この衝撃をうまく伝えられる自信がない。
切なくて、恐ろしくて、懐かしくて、微笑ましくて。
一体どうしてこんな全てがひとつになったんだろう。
いわゆる「姥捨て山」の物語だ。
監督:今村昌平
キャスト:緒形拳、坂本スミ子、あき竹城、左とん平
江戸時代の人里はなれた小さな山村。
ここには「村人は70歳になったら山に入らなくてはならない」という掟があった。
親思いの辰平の母親は69歳。
体も丈夫で元気に一緒に暮らしていたが、「その時」は近づいていた。
辰平の父親は、辰平の祖母に当たる母親を山において来る事ができず、いつしか姿を消していた。
そんな夫に似てきた辰平を案ずる母おりん。
男寡となった辰平に後妻を娶らせると、自ら山に入ると言い出した。
苦しい生活の中、嫁が来てやがて子供も生まれるだろう。
山には山の神がいて、先にここを去ったみんなに会えるという。
果たしてその先にあったものは・・・。
のどかな山村で、貧しい中みんながひとつになって掟を守り、村を守っていく。
村としての秩序はあっても、生命の営みはあるがまま、人生設計も家族計画もありはしない。
男女が出会えば子供ができ、子供ができれば妻となり、老人は去らなくてはならないのである。
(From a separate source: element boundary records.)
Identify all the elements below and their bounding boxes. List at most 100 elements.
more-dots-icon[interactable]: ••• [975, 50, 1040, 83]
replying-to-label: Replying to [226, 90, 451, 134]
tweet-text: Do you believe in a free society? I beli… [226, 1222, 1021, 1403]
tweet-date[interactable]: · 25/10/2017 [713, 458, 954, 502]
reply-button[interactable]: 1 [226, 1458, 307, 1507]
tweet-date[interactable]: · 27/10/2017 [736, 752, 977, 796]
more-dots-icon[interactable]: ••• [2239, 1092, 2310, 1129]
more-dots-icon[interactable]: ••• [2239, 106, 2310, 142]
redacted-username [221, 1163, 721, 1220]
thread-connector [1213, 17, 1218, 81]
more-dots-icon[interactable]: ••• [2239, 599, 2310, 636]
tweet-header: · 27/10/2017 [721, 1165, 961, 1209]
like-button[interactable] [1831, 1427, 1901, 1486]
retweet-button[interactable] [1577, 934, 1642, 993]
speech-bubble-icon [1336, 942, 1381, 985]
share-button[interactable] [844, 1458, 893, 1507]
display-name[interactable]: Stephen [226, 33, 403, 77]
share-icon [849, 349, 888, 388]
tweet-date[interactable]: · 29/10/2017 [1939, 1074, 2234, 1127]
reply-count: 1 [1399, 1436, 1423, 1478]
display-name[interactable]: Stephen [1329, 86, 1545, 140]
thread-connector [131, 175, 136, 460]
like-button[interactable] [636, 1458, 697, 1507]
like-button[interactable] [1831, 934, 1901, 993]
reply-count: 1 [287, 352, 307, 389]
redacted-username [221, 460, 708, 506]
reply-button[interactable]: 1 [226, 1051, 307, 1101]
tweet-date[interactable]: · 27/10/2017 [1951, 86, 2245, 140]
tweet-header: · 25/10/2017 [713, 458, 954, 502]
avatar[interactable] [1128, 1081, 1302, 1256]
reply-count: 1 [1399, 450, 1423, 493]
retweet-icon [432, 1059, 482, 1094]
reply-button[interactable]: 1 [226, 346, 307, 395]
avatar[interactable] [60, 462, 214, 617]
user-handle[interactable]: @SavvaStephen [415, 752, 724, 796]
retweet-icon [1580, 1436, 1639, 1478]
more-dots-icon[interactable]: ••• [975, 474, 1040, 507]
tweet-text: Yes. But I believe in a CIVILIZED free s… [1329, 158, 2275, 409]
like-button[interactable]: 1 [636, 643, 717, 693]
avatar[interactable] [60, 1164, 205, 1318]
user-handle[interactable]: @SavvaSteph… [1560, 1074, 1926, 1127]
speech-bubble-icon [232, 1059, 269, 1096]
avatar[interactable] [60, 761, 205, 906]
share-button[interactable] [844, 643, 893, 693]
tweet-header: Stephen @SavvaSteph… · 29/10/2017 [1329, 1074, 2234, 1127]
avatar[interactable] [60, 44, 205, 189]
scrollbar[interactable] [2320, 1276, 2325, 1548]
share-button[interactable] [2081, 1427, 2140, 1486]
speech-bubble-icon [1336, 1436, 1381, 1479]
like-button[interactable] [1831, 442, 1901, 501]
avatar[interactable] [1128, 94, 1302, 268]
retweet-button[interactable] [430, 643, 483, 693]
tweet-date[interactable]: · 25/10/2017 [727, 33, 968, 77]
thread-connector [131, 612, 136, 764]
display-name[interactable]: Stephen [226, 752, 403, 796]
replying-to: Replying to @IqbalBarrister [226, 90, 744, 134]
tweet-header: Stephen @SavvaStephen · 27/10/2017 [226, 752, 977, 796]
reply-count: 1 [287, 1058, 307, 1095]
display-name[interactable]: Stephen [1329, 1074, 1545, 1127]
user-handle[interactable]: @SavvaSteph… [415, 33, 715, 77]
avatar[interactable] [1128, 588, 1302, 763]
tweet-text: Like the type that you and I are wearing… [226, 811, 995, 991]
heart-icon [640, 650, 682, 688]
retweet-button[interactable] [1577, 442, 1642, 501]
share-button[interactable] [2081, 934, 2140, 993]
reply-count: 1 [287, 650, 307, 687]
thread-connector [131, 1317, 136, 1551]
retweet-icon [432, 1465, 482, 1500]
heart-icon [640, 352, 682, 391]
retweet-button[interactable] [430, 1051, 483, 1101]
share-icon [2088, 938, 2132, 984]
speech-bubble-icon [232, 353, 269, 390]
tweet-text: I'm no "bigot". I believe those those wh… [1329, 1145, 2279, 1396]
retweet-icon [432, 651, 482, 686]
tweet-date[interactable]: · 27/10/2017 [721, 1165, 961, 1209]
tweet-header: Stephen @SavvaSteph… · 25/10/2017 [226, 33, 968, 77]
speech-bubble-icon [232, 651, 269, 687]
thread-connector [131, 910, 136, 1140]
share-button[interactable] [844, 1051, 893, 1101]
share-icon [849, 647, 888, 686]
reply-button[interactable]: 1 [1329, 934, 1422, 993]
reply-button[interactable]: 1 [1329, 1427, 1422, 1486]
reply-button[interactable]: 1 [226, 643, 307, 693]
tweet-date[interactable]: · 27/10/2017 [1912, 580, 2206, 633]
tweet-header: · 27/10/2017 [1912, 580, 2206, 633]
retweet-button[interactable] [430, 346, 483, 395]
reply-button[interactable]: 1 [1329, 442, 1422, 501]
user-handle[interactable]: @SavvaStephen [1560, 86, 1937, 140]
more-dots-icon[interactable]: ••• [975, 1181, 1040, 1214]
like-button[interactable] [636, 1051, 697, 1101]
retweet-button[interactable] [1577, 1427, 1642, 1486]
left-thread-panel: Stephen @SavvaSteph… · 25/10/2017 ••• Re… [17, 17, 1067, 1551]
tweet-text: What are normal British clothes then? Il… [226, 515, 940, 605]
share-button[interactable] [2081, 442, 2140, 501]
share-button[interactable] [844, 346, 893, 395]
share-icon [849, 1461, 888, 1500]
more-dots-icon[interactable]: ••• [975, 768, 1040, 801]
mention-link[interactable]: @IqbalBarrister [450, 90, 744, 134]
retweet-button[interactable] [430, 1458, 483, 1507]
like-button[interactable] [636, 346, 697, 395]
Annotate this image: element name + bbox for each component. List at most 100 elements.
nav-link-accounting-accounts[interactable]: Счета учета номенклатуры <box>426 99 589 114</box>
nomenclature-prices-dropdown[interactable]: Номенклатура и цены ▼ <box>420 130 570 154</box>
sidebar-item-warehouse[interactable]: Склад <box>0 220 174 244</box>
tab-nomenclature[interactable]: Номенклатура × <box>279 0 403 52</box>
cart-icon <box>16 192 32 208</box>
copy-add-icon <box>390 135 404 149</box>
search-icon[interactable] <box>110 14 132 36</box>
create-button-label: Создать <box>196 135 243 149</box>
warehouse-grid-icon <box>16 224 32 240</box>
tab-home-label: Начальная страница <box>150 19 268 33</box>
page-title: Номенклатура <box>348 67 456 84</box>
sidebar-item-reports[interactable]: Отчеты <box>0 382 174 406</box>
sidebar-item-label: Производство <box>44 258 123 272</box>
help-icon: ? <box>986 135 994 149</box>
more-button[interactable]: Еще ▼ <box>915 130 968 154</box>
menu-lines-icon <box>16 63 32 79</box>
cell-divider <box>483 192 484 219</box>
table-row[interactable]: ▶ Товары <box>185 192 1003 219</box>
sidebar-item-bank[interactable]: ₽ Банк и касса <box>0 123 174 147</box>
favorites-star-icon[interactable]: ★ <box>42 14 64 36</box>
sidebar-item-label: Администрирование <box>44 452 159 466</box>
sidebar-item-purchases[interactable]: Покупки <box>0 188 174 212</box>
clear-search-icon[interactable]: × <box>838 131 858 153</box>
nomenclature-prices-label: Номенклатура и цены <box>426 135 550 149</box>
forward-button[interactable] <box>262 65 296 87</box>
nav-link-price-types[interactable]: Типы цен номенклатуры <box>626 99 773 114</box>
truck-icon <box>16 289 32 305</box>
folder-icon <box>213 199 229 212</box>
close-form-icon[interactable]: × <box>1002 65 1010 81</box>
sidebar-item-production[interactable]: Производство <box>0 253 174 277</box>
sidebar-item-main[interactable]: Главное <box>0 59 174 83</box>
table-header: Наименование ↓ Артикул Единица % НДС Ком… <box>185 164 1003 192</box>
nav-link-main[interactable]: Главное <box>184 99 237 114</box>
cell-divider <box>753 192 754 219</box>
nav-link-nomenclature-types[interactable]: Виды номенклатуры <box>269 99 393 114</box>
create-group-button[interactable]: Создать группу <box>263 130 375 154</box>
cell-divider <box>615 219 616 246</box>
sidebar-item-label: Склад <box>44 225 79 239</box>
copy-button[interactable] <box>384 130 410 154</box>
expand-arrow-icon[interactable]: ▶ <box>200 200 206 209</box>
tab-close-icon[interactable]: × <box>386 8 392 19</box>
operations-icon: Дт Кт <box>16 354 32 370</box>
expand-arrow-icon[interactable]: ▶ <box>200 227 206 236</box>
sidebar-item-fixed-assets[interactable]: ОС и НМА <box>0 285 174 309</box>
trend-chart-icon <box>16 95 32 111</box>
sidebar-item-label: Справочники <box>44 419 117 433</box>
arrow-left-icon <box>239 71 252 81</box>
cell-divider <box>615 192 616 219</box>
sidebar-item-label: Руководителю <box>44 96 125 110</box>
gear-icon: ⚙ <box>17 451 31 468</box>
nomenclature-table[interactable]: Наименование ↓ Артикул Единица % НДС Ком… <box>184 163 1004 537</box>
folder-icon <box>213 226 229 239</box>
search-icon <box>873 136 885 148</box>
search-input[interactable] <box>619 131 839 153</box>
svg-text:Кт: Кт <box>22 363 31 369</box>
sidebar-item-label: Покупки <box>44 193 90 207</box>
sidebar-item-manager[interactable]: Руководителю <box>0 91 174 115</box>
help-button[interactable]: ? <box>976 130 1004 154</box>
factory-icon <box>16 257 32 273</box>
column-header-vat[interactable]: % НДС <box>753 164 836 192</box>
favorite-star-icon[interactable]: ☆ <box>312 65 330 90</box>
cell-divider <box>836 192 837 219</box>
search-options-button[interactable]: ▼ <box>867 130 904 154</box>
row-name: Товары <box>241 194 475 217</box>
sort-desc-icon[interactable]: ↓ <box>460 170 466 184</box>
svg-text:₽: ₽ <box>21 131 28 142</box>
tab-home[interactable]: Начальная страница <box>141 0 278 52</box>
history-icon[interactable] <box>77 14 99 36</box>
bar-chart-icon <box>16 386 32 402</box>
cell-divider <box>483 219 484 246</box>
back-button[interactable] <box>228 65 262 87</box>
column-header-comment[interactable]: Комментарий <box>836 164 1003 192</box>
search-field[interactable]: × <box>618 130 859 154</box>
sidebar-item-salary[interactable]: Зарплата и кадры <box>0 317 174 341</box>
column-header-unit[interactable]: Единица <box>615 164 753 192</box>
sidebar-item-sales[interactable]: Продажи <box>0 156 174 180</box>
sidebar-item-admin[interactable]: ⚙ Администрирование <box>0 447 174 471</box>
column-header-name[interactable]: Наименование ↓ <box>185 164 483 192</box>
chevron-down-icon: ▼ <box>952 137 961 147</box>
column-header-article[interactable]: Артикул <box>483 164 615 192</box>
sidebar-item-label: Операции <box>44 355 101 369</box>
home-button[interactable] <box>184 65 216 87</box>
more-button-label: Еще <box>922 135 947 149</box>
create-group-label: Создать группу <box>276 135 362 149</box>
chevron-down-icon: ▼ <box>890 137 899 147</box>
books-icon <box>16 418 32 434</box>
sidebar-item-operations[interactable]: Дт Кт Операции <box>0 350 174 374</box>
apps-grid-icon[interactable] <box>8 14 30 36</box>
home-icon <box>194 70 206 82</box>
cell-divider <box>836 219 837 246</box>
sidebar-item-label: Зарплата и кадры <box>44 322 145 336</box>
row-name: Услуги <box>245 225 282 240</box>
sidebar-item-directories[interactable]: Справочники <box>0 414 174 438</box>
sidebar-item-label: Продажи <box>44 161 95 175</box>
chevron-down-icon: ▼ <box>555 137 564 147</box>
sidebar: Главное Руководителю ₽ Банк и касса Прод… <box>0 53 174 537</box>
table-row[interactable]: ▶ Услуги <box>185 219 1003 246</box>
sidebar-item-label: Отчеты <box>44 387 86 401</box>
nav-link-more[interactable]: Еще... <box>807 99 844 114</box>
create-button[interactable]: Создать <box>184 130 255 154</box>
自分の親を山に捨てるという辛い掟があって、村の秩序は守られているのだ。
そんな壮絶なストーリーも、昔話か言い伝えのように、淡々と流れていく。
怪談のような空恐ろしさを持ちながら、なぜかどこか懐かしいような心地良さがある。
昔々の日本である。私達のルーツがそこにあるからだろうか。
息を飲むような壮絶なシーンあり、思わず笑ってしまうようなコミカルなシーンあり、村のあるがままをそのまま映し出したもので、そこにジャンルの括りはない。強いて言うなら、ドキュメンタリーだ。
それは私達に恐怖や悲しみを求めない。
だから一層、リアルに染み込んでくるのである。
あまりの衝撃に、観終わったら何も手につかなくなってしまった。
あの山村の物語は今なお、深く重く心に残っている。
ぽ子のオススメ度 ★★★★★ 繊細な方にはオススメしません。